Joel commenced his PhD after completing a double degree at Monash University in aerospace engineering and science, with majors in applied mathematics and astrophysics. His research looks at the sound production mechanisms of supersonic impinging jets, investigating the sources of undesirable, intense acoustic tones. Joel was inspired to join the rocket project due to passion for science and the potential that such a project could have for the future of spacecraft design in Australia. Within the rocket project, Joel’s main focus to determine the cooling specifications and internal wall thicknesses required to prevent damage within the engine due to the extreme temperatures and pressures generated from the combustion process.

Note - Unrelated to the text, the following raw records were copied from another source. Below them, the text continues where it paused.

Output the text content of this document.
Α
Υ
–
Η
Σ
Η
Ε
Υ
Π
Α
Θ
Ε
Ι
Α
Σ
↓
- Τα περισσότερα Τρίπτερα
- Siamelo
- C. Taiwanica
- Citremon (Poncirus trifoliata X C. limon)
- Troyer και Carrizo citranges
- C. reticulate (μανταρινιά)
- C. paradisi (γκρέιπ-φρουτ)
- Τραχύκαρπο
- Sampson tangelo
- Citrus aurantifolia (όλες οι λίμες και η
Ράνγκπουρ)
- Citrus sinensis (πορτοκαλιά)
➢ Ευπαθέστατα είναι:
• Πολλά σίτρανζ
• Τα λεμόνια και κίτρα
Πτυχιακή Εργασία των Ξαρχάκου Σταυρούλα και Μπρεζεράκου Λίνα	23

Marcus has a passion for aerospace and astrophysics and is currently a Ph.D. student at LTRAC. He obtained his Aerospace Engineering and Science undergraduate degree from Monash University. He has previously interned at Boeing Aerostructures Australia, Gemini South Observatory and DNV-GL. For his PhD, Marcus is studying the production of broadband shock-associated noise in imperfectly expanded supersonic jets. His project includes the design and commission of a new anechoic jet facility, as well as the acquisition and analysis of experimental data in that facility. Marcus is responsible for the design and construction of the static test rig for the rocket as well as being the safety officer for ProjectX. The opportunity to work with like-minded people using cutting edge technology is something he couldn’t miss out on. His ultimate dream would be to see Australia be at the forefront in space technologies. In his non-academic life, Marcus plays ice hockey and enjoys cheering for his favourite team the New York Rangers.